Le Conseil supérieur de la communication (CSC) du Burkina Faso a infligé une amende de 50 millions de francs CFA à Canal+ International. Cette décision a été rendue publique le 12 juin 2025. La société française est sanctionnée pour ne pas avoir respecté ses obligations de diffusion en clair des chaînes publiques burkinabè. L’information a été rapportée par la presse locale.
Selon le CSC, Canal+ n’a pas permis un accès libre aux chaînes de la Radiodiffusion télévision du Burkina (RTB). Cela concerne même les périodes après l’expiration des abonnements des clients. Cette obligation découle d’une convention signée entre Canal+ et le CSC le 14 février 2025. Le régulateur a accordé à Canal+ un délai de 30 jours pour payer l’amende. Un délai supplémentaire de 30 jours est prévu pour lever tous les obstacles à l’accès libre aux chaînes de la RTB.
Cette sanction intervient dans un contexte de régulation accrue des médias au Burkina Faso. Environ un mois plus tôt, le CSC avait suspendu TV5 Monde. La chaîne était accusée de désinformation et d’apologie du terrorisme. Ces accusations concernaient sa couverture des attaques au Mali. Le CSC burkinabè a ainsi montré sa détermination à faire respecter les règles du secteur audiovisuel.
L’affaire Canal+ illustre les tensions entre les opérateurs internationaux et les régulateurs locaux. La convention de février 2025 visait à garantir un accès universel aux chaînes publiques. Le non-respect de cet accord a conduit à une amende significative. Canal+ dispose maintenant de deux mois pour se conformer aux exigences du CSC. Le paiement de l’amende et la levée des obstacles à l’accès libre sont les conditions posées.

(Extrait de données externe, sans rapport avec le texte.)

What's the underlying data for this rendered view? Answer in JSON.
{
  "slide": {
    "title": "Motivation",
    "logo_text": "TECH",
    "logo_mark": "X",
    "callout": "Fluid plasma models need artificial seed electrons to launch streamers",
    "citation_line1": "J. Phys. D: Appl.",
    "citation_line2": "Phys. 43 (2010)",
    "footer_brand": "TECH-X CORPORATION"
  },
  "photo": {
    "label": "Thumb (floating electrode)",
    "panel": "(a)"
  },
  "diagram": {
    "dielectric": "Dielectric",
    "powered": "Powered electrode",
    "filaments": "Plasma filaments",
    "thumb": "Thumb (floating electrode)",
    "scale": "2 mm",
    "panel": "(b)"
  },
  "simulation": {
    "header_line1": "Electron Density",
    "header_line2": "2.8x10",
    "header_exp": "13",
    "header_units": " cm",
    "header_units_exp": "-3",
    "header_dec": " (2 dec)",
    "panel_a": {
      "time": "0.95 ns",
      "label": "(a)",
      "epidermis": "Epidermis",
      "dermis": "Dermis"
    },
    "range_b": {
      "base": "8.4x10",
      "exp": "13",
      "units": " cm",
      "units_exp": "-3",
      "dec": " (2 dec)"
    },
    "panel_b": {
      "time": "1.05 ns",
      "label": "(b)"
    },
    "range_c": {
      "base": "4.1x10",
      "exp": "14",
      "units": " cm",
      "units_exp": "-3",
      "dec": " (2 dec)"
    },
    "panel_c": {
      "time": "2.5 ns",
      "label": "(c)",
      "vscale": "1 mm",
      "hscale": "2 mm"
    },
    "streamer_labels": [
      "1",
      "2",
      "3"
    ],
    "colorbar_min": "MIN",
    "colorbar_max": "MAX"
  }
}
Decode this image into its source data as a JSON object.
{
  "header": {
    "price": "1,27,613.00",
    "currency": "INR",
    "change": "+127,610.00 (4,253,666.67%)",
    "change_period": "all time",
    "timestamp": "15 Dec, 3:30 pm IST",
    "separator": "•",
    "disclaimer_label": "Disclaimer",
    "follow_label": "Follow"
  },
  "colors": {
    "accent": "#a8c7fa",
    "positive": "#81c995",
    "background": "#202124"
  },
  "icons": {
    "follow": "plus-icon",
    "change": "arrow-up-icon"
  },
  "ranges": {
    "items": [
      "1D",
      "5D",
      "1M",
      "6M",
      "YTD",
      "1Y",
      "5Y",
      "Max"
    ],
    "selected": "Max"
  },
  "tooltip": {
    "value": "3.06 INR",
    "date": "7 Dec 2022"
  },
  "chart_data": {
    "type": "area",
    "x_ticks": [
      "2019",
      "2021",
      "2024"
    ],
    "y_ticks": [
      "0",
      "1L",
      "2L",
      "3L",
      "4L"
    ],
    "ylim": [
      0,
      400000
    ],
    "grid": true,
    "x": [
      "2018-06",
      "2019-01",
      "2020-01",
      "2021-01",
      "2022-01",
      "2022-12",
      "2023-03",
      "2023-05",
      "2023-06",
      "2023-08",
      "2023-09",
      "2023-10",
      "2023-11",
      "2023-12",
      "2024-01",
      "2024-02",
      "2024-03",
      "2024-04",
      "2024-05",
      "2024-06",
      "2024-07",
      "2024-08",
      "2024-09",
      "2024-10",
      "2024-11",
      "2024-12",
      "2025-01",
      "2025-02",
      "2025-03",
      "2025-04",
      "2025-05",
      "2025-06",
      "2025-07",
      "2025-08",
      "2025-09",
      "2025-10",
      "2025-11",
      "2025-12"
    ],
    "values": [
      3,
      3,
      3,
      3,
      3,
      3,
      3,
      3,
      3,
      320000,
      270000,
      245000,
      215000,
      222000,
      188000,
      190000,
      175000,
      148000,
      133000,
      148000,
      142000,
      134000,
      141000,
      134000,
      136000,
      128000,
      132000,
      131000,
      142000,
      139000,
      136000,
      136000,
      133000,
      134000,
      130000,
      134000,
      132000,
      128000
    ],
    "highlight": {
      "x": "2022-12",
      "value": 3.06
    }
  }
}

Les chaînes de la RTB sont considérées comme un service public essentiel. Leur diffusion en clair permet à tous les Burkinabè de s’informer. Le CSC a rappelé que cette obligation était une priorité. La décision du 12 juin envoie un signal fort aux autres opérateurs. Le respect des conventions signées est désormais strictement contrôlé.